Currently Mr Fingleton's society has only two branches in the UK - one in London and one in Belfast - with about 25-30,000 customers between them.
The guaranteed six
Allied Irish Bank
Anglo Irish Bank
Bank of Ireland
Educational Building Society
Irish Life and Permanent (Ireland's biggest life insurance company)
Irish Nationwide Building Society
And as luck would have it a new branch will be opening in Bristol in the next week or so.
The Financial Regulator in Ireland has suggested that the Irish savings institutions should not trumpet their extra protection too loudly, for fear of giving them a clear advantage over their UK counterparts.
But Mr Fingleton has a different plan.
"We are planning to launch an advertising campaign in the next couple of weeks, in the papers," he said.
"We'll be emphasising that the rates are guaranteed by the Irish government," he added.
As far as he is concerned, the announcement by the Irish Department of Finance covers all depositors of the six named savings organisations, wherever they may be, and whoever they are.
That is a view shared by the Anglo Irish Bank, which has seven branches in England and Scotland and one in Belfast, with approximately 100,000 savers.
"The clear understanding we have received is that this is total protection for depositors of the Anglo Irish Bank, regardless of where they are," said a spokesman.

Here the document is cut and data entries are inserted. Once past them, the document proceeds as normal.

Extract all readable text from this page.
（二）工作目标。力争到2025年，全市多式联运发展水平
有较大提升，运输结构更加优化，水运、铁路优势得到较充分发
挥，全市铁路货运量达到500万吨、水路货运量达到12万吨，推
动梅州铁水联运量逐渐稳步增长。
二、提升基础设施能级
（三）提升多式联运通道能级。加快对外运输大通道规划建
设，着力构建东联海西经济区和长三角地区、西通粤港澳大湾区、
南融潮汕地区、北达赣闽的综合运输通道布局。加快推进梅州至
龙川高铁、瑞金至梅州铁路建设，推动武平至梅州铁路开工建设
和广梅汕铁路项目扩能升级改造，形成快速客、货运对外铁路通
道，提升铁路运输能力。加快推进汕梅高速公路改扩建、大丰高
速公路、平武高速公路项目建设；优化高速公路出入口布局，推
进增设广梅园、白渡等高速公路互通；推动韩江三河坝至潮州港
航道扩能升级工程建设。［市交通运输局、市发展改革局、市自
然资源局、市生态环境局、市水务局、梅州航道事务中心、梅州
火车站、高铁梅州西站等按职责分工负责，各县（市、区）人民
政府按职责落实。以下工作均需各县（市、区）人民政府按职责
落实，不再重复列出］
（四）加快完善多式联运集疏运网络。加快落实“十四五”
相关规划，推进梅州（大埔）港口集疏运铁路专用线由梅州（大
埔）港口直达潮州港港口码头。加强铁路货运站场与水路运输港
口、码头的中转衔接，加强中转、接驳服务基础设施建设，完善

However a press officer at the Department of Finance in Dublin was not quite so categorical.
"In this case the legislation will be coming along in the next week and we can't give a definitive answer until then," he said.
"But normally a wholly owned subsidiary would be covered - so it's probably yes.
"But a final decision remains to be made," he emphasised.
The two biggest banks active in the UK which are covered by the extra protection are the Allied Irish Bank (AIB) and the Bank of Ireland (BoI).
The AIB has 27 branches in England, Scotland and Wales and 47 in Northern Ireland where it is known as the First Trust Bank.
"We do expect that all AIB activities will be covered," said a spokesman.
The Bank of Ireland has 46 branches in Northern Ireland and 11 offices in England and Scotland, where it focuses on business rather than High Street customers.
As well as running the mortgage lending business of the former Bristol & West building society, it also runs the financial services division of the UK Post Office.
Through that link the BoI now has about 1.5m customers with deposit accounts, credit cards and insurance, so anyone with a savings account will also benefit from the Irish government's generosity.
"The announcement applies to the Bank of Ireland in all our jurisdictions and to all our subsidiaries," said a spokeswoman.
Ulster Bank of Ireland and First Active have also applied to be part of the guarantee scheme but have not yet been accepted.
Of course, you do not need to look across the Irish sea for a 100% government backed guarantee for your savings.
The UK's own National Savings & Investments (NS&I), the people who sell premium bonds, offer just that sort of government backing.
It offers a wide variety of short and long term savings accounts, but does not offer a standard bank account with cheque book and standing order and direct debit facilities.
However its Easy Access savings account does offer a cash card so you can withdraw money from an ATM.
Some of the interest rates on offer tend to look a bit unattractive compared to some commercial competitors, but that is what you pay for 100% certainty of getting your money back.
And for some savers the index-linked accounts (offering protection against inflation) and tax free accounts, can be a good deal in their own right.
The other state-backed savings institution that cannot go bust is the Northern Rock.
Now it is nationalised it too has a 100% state guarantee and is very keen to have your money.